Первые девять объектов, которые опознала Валлан, были зданиями. Десятым и, несомненно, самым важным – художественный поезд. Тридцать шесть ящиков, которые она с таким трудом нашла в последние ужасные дни нацистской оккупации, вернулись в Лувр, но к началу октября еще сто двенадцать не были найдены. И, несмотря на постоянные запросы Жожара, никто не мог сообщить музейщикам, что с ними сталось. Информация о том, на какой путь отогнали оставшиеся «вагоны искусств», затерялась в бюрократической неразберихе. Загадка внезапно разрешилась сама собой 9 октября, когда с Лувром связалась муниципальная полиция Пантена. Они неоднократно обращались в правительство, но так и не дождались никаких действий в связи с поездом, стоявшим рядом с Пантеном, под мостом Эдуара-Вайяна. У полиции не хватало людей, чтобы охранять предметы искусства, к тому же поезд находился в опасной близости к товарным вагонам с оружием и боеприпасами.

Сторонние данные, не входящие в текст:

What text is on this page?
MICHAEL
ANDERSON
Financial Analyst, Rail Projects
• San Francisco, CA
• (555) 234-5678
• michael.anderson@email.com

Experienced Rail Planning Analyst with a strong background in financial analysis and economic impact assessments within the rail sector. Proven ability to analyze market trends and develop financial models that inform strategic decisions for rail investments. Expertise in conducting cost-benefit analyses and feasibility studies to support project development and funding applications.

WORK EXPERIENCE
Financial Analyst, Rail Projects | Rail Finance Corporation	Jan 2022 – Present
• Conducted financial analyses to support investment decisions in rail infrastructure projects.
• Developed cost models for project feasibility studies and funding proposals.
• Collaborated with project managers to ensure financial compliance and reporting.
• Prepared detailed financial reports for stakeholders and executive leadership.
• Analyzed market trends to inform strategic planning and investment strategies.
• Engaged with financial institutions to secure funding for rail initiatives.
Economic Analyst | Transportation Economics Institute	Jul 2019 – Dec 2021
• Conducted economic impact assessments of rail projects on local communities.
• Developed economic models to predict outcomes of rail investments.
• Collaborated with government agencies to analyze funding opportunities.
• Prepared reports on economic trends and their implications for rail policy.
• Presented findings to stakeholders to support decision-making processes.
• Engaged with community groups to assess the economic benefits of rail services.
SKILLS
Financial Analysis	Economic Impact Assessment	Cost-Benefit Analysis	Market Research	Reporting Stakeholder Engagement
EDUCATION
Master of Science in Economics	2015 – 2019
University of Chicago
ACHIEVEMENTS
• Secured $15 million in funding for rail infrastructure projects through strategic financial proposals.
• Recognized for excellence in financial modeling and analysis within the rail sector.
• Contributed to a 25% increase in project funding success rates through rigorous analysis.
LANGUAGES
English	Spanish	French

Музейщики ринулись в Пантен. 21 октября Роза Валлан послала Жаку Жожару записку, сообщая, что между 17 и 19 октября последние сто двенадцать ящиков «обнаруженных предметов искусства» были наконец доставлены в Жё-де-Пом. Некоторые ящики были вскрыты, что-то пропало, и Роза переживала, что «точно так же разграбят и большинство товарных вагонов поезда, содержавших конфискованное имущество евреев». Это и были те самые сорок шесть вагонов, осмотреть которые они приехали с Роримером.

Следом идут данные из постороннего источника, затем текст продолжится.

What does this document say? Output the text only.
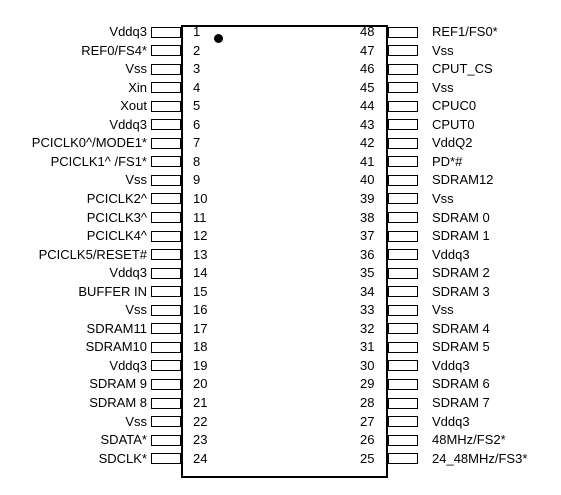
Vddq3	1
REF0/FS4*	2
Vss	3
Xin	4
Xout	5
Vddq3	6
PCICLK0^/MODE1*	7
PCICLK1^ /FS1*	8
Vss	9
PCICLK2^	10
PCICLK3^	11
PCICLK4^	12
PCICLK5/RESET#	13
Vddq3	14
BUFFER IN	15
Vss	16
SDRAM11	17
SDRAM10	18
Vddq3	19
SDRAM 9	20
SDRAM 8	21
Vss	22
SDATA*	23
SDCLK*	24
48	REF1/FS0*
47	Vss
46	CPUT_CS
45	Vss
44	CPUC0
43	CPUT0
42	VddQ2
41	PD*#
40	SDRAM12
39	Vss
38	SDRAM 0
37	SDRAM 1
36	Vddq3
35	SDRAM 2
34	SDRAM 3
33	Vss
32	SDRAM 4
31	SDRAM 5
30	Vddq3
29	SDRAM 6
28	SDRAM 7
27	Vddq3
26	48MHz/FS2*
25	24_48MHz/FS3*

Из здания станции навстречу им вышел какой-то старик.
– Я месье Малербо, начальник станции.
– Это вы направляли «поезд искусств», тот самый, в котором были Сезанн и Моне?

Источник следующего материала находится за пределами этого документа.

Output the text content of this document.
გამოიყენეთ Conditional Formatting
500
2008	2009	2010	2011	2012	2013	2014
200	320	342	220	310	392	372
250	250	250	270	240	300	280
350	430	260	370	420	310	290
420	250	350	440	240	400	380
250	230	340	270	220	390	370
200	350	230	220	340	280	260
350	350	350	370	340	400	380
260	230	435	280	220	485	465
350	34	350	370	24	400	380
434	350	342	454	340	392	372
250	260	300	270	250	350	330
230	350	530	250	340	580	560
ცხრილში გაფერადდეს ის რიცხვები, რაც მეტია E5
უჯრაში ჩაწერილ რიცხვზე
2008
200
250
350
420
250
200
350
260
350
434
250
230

Мужчина настороженно взглянул на Роримера, затянутого в форму, и на невзрачно одетую женщину, курящую сигарету за его спиной. В Париже все еще было полно немецких шпионов и диверсантов, и многих из них снедала жажда мести. Осторожность не помешает.
– А вы почему спрашиваете?
– Я младший лейтенант армии США Роример, секция Сены. А это – мадемуазель Валлан из Национальных музеев. Это она рассказала Сопротивлению о поезде.